C’est l’une des affaires de vol les plus célèbres de la décennie. En 2010, cinq toiles disparaissent du Musée d’art moderne de la Ville de Paris. Et pas des moindres puisqu’il s’agit d’œuvres signées de la main de Picasso, Matisse, Braque, Modigliani et Léger, cinq des figures majeures de l’art moderne. En tout, le butin était estimé à 100 millions d’euros. Un prix évalué à l’époque que l’on imagine bien en dessous de la réalité, quand on connaît la cote actuelle de ces artistes.

Depuis, les œuvres restent introuvables. Elles ne sont jamais réapparues sur le marché ou dans des entrepôts. Malgré les recherches des enquêteurs, le mystère est resté total. La seule chose que l’on connaît, c’est l’identité du voleur, un homme d’une quarantaine d’années prénommé Vréjan Tomic et coutumier de ce genre de vols spectaculaires. Le procès de ce dernier a débuté à Paris ce lundi. Deux receleurs, Jean-Michel Corvez et Yonathan Birn, accusés d’avoir pris en charge les œuvres après le vol, sont aussi sur le banc des accusés.

Selon la version du voleur, surnommé “l’homme-araignée”, il a agit pour le compte d’un homme désirant mettre la main sur une toile de Fernand Léger, la Nature morte au chandelier, exposée au Musée d’art Moderne de la ville de Paris. Tomic est un habitué des cambriolages risqués : il a déjà escaladé sept étages d’un immeuble parisien pour subtiliser des bijoux et des toiles de maître. Il accepte la commande et passe à l’action avenue du Président Wilson dans le 16ème arrondissement dans la nuit du 20 mai 2010, après avoir démonté la fenêtre de l’une des salles abritant les collections permanentes.

Des failles dans la sécurité des musées parisiens

L’homme dérobe, selon ses plans, la toile de Fernand Léger. Voyant que le silence n’est brisé par aucune alarme assourdissante, il décide de s’emparer de quatre autres chefs d’œuvres accrochés dans d’autres salles : Le Pigeon aux petits pois de Picasso, L’Olivier près de l’Estaque de Braque, La Femme à l’éventail de Modigliani et La Pastorale d’Henri Matisse. Cet amateur d’art admet avoir choisi ce butin selon ses goûts personnels. À 4h30 du matin, il quitte les lieux. Il faudra encore plus d’une heure avant que les veilleurs de nuit constatent le vol. En mai 2011, Vréjan Tomic est arrêté. L’affaire cause un immense scandale et souligne les importantes failles dans la sécurité des musées parisiens.
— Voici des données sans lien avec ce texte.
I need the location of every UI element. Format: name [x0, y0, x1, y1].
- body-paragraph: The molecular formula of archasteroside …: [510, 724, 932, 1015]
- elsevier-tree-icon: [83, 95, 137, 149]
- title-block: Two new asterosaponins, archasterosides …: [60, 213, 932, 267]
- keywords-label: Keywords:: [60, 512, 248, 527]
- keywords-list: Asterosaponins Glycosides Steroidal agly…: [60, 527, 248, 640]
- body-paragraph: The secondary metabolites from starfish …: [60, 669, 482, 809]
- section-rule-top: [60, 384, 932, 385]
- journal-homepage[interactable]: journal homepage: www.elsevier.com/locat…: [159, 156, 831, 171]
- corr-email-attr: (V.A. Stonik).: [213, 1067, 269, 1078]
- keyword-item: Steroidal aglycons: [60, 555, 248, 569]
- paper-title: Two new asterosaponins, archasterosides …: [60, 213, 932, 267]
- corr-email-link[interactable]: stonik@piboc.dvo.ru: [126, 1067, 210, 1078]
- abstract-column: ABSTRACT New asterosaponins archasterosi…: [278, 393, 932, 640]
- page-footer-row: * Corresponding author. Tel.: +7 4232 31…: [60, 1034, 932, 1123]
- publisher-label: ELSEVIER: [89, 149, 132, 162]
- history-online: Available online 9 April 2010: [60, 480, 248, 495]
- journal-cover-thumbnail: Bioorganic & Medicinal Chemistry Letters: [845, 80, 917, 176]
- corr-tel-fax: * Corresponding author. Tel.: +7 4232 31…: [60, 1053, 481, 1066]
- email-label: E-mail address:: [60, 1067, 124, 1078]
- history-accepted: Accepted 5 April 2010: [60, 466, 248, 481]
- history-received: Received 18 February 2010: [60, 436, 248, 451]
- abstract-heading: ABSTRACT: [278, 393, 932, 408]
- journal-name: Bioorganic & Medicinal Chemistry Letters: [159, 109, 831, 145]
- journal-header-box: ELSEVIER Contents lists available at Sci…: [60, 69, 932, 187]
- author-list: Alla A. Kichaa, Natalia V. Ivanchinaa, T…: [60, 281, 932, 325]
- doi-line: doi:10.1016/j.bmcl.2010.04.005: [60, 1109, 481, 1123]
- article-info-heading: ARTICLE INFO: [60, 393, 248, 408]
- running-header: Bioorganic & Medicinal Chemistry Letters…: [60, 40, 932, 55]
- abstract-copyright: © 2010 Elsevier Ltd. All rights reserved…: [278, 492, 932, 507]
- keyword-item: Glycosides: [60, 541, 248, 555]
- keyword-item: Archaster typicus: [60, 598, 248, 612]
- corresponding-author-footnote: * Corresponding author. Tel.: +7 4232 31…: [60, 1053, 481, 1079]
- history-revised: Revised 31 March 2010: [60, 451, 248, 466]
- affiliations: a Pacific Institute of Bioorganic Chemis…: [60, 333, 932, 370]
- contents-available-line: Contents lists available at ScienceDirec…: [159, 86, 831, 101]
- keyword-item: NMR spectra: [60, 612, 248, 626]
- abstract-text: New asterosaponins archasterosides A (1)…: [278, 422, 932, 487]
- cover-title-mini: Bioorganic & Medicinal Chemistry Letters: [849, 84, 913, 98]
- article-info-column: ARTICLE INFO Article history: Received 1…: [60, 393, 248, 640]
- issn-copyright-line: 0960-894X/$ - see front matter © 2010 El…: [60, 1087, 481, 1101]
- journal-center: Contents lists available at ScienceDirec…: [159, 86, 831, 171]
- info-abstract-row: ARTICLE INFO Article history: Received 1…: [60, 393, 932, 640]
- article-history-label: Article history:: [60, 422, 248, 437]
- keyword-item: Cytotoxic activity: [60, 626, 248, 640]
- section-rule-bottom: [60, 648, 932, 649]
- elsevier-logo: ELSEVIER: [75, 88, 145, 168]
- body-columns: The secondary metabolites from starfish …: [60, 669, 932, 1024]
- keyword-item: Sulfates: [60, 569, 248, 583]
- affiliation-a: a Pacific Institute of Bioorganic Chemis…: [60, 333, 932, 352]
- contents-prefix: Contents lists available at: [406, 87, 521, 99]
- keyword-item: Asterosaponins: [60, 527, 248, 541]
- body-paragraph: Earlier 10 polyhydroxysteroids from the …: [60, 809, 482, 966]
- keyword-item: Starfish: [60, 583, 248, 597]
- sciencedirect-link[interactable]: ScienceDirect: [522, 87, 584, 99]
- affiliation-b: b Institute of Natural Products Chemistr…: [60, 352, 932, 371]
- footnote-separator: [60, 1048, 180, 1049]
Depuis, les toiles restent introuvables. Tomic les auraient transmises à Jean-Michel Corvez dans un parking au lendemain du méfait. Ce dernier aurait alors donné 40 000 euros au voleur pour le Fernand Léger. Yonathan Birn, un marchand spécialisé dans les montres de luxe, aurait quant à lui accepté de donner 80 000 euros à Corvez pour la toile de Modigliani, déposée dans le coffre d’une banque et de cacher les autres. Selon son témoignage, il aurait ensuite été pris de panique devant l’ampleur de l’affaire, les perquisitions et l’impossibilité de vendre le butin, et aurait jeté les cinq œuvres dans une poubelle. Une version qui est loin de convaincre les enquêteurs, qui pensent plutôt qu’elles auraient pu être sorties du pays. Tomic et Corvet ont eux aussi exprimé leurs doutes quant au témoignage de leur complice. Les receleurs risquent 10 ans d’incarcération. Vréjan Tomic pourrait, quant à lui, écoper de 20 ans de prison.